Abwanderung und Resignation

Angesichts dieser tiefgreifenden Eingriffe in ihre Selbständigkeit und Freiberuflichkeit werden gerade die an der Altersgrenze stehenden Vertragsärzte mit einer vorzeitigen Aufgabe ihrer Kassenarzttätigkeit liebäugeln und die Jüngeren sukzessive auf ein individuelles, patientenzentriertes, qualitativ optimales und datensicheres Wahlarztsystem wechseln. "Das Abwandern der selbständigen Ärzte in den vorgezogenen Ruhestand bzw. in die Privatmedizin wird große Lücken hinterlassen, wenn man berücksichtigt, dass die sie ersetzenden angestellten Ärztinnen und Ärzte bekanntlich 30 Prozent weniger Leistung erbringen. Der kassenmedizinische Versorgungsnotstand in Deutschland wird mit diesem Gesetz beschleunigt.
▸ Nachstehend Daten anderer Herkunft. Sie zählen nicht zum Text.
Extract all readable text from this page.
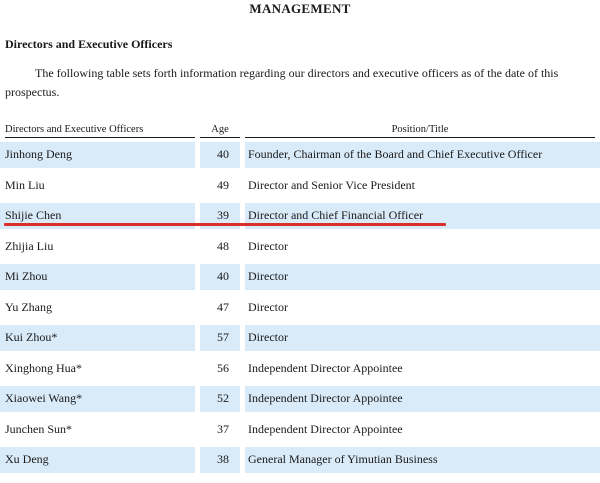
MANAGEMENT
Directors and Executive Officers
The following table sets forth information regarding our directors and executive officers as of the date of this prospectus.
Directors and Executive Officers	Age	Position/Title
Jinhong Deng	40 Founder, Chairman of the Board and Chief Executive Officer
Min Liu	49 Director and Senior Vice President
Shijie Chen	39 Director and Chief Financial Officer
Zhijia Liu	48 Director
Mi Zhou	40 Director
Yu Zhang	47 Director
Kui Zhou*	57 Director
Xinghong Hua*	56 Independent Director Appointee
Xiaowei Wang*	52 Independent Director Appointee
Junchen Sun*	37 Independent Director Appointee
Xu Deng	38 General Manager of Yimutian Business
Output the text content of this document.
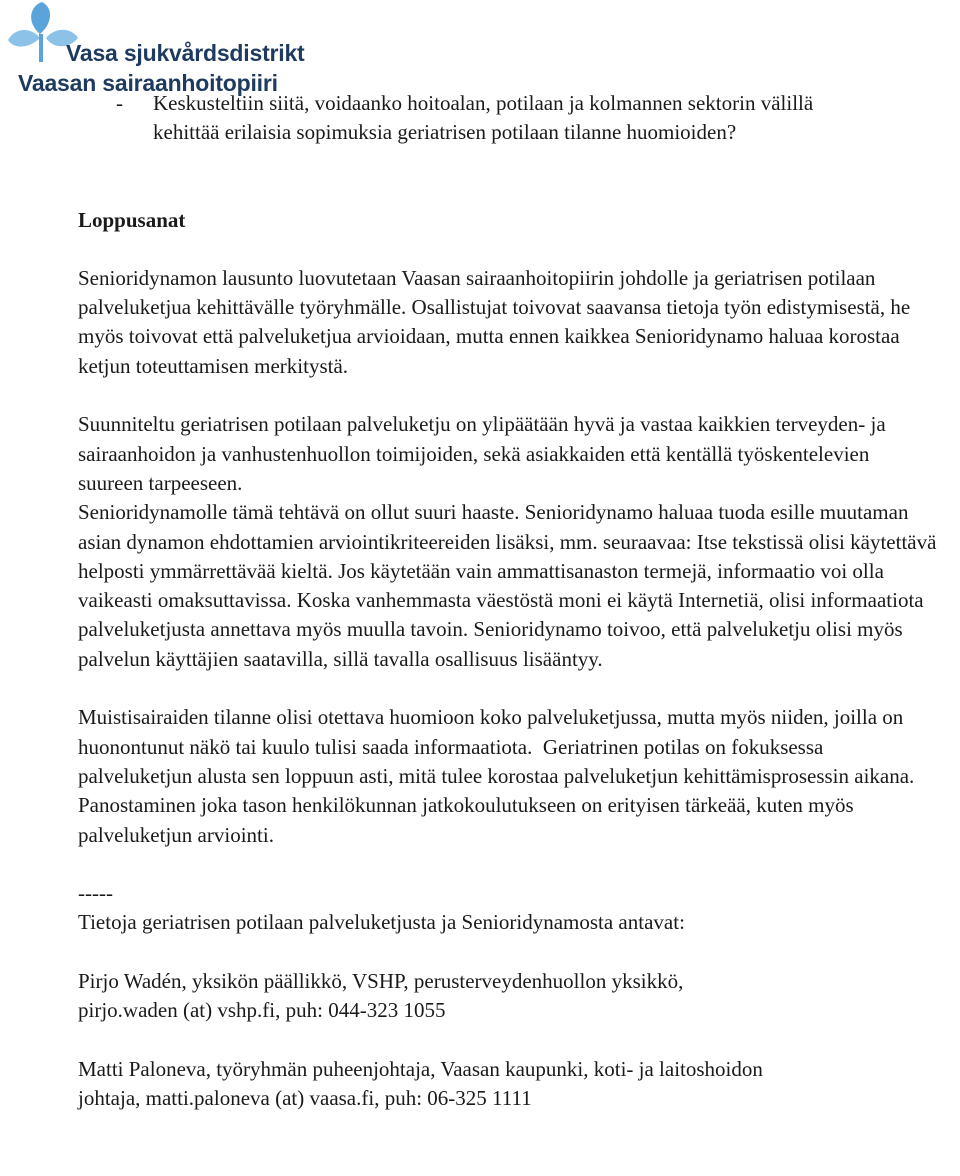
Vasa sjukvårdsdistrikt
Vaasan sairaanhoitopiiri
-	Keskusteltiin siitä, voidaanko hoitoalan, potilaan ja kolmannen sektorin välillä
kehittää erilaisia sopimuksia geriatrisen potilaan tilanne huomioiden?
Loppusanat

Senioridynamon lausunto luovutetaan Vaasan sairaanhoitopiirin johdolle ja geriatrisen potilaan palveluketjua kehittävälle työryhmälle. Osallistujat toivovat saavansa tietoja työn edistymisestä, he myös toivovat että palveluketjua arvioidaan, mutta ennen kaikkea Senioridynamo haluaa korostaa ketjun toteuttamisen merkitystä.

Suunniteltu geriatrisen potilaan palveluketju on ylipäätään hyvä ja vastaa kaikkien terveyden- ja sairaanhoidon ja vanhustenhuollon toimijoiden, sekä asiakkaiden että kentällä työskentelevien suureen tarpeeseen.

Senioridynamolle tämä tehtävä on ollut suuri haaste. Senioridynamo haluaa tuoda esille muutaman asian dynamon ehdottamien arviointikriteereiden lisäksi, mm. seuraavaa: Itse tekstissä olisi käytettävä helposti ymmärrettävää kieltä. Jos käytetään vain ammattisanaston termejä, informaatio voi olla vaikeasti omaksuttavissa. Koska vanhemmasta väestöstä moni ei käytä Internetiä, olisi informaatiota palveluketjusta annettava myös muulla tavoin. Senioridynamo toivoo, että palveluketju olisi myös palvelun käyttäjien saatavilla, sillä tavalla osallisuus lisääntyy.

Muistisairaiden tilanne olisi otettava huomioon koko palveluketjussa, mutta myös niiden, joilla on huonontunut näkö tai kuulo tulisi saada informaatiota.  Geriatrinen potilas on fokuksessa palveluketjun alusta sen loppuun asti, mitä tulee korostaa palveluketjun kehittämisprosessin aikana.  Panostaminen joka tason henkilökunnan jatkokoulutukseen on erityisen tärkeää, kuten myös palveluketjun arviointi.

-----
Tietoja geriatrisen potilaan palveluketjusta ja Senioridynamosta antavat:
Pirjo Wadén, yksikön päällikkö, VSHP, perusterveydenhuollon yksikkö,
pirjo.waden (at) vshp.fi, puh: 044-323 1055
Matti Paloneva, työryhmän puheenjohtaja, Vaasan kaupunki, koti- ja laitoshoidon
johtaja, matti.paloneva (at) vaasa.fi, puh: 06-325 1111
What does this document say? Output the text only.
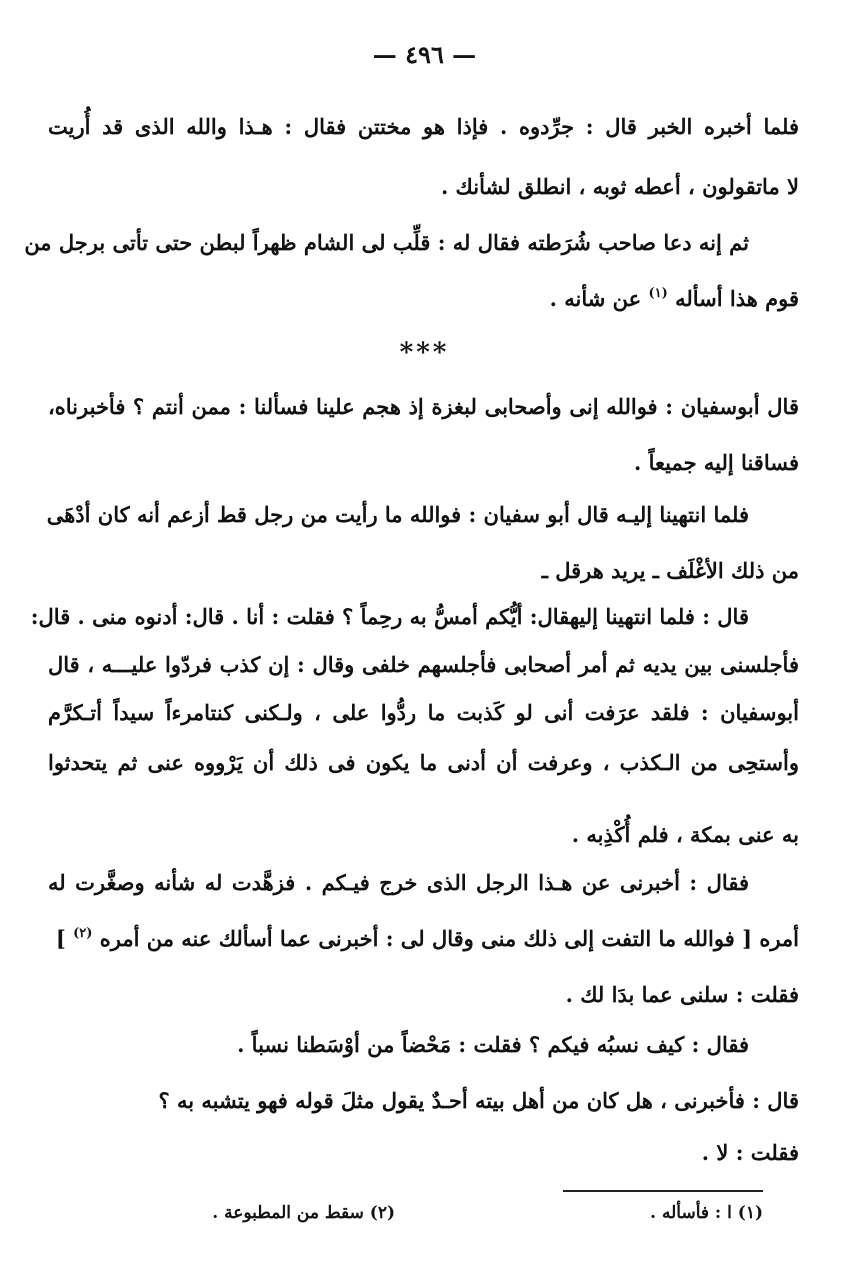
— ٤٩٦ —
فلما أخبره الخبر قال : جرِّدوه . فإذا هو مختتن فقال : هـذا والله الذى قد أُريت
لا ماتقولون ، أعطه ثوبه ، انطلق لشأنك .
ثم إنه دعا صاحب شُرَطته فقال له : قلِّب لى الشام ظهراً لبطن حتى تأتى برجل من
قوم هذا أسأله $^{(١)}$ عن شأنه .
***
قال أبوسفيان : فوالله إنى وأصحابى لبغزة إذ هجم علينا فسألنا : ممن أنتم ؟ فأخبرناه،
فساقنا إليه جميعاً .
فلما انتهينا إليـه قال أبو سفيان : فوالله ما رأيت من رجل قط أزعم أنه كان أدْهَى
من ذلك الأغْلَف ـ يريد هرقل ـ
قال : فلما انتهينا إليهقال: أيُّكم أمسُّ به رحِماً ؟ فقلت : أنا . قال: أدنوه منى . قال:
فأجلسنى بين يديه ثم أمر أصحابى فأجلسهم خلفى وقال : إن كذب فردّوا عليـــه ، قال
أبوسفيان : فلقد عرَفت أنى لو كَذبت ما ردُّوا على ، ولـكنى كنتامرءاً سيداً أتـكرَّم
وأستحِى من الـكذب ، وعرفت أن أدنى ما يكون فى ذلك أن يَرْووه عنى ثم يتحدثوا
به عنى بمكة ، فلم أُكْذِبه .
فقال : أخبرنى عن هـذا الرجل الذى خرج فيـكم . فزهَّدت له شأنه وصغَّرت له
أمره [ فوالله ما التفت إلى ذلك منى وقال لى : أخبرنى عما أسألك عنه من أمره $^{(٢)}$ ]
فقلت : سلنى عما بدَا لك .
فقال : كيف نسبُه فيكم ؟ فقلت : مَحْضاً من أوْسَطنا نسباً .
قال : فأخبرنى ، هل كان من أهل بيته أحـدٌ يقول مثلَ قوله فهو يتشبه به ؟
فقلت : لا .
(١) ا : فأسأله .
(٢) سقط من المطبوعة .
Der Zweiklassenmedizin wird sogar Vorschub geleistet", befürchtet Enger.

"Noch ist Zeit, mit den Ärzten an der Basis in einen echten Dialog zu treten", ermuntert Bärtl den Bundesgesundheitsminister, "das Ruder herumzureißen, um wirklich wirksame Instrumente wie die Stärkung und Entbudgetierung aller haus- und fachärztlichen Grundleistungen im Gesetz zu implementieren. Nur so bekommen unsere Patienten mehr und schnellere Termine bei Fachärzten – sonst bekommen sie eben nur andere und davon noch weniger."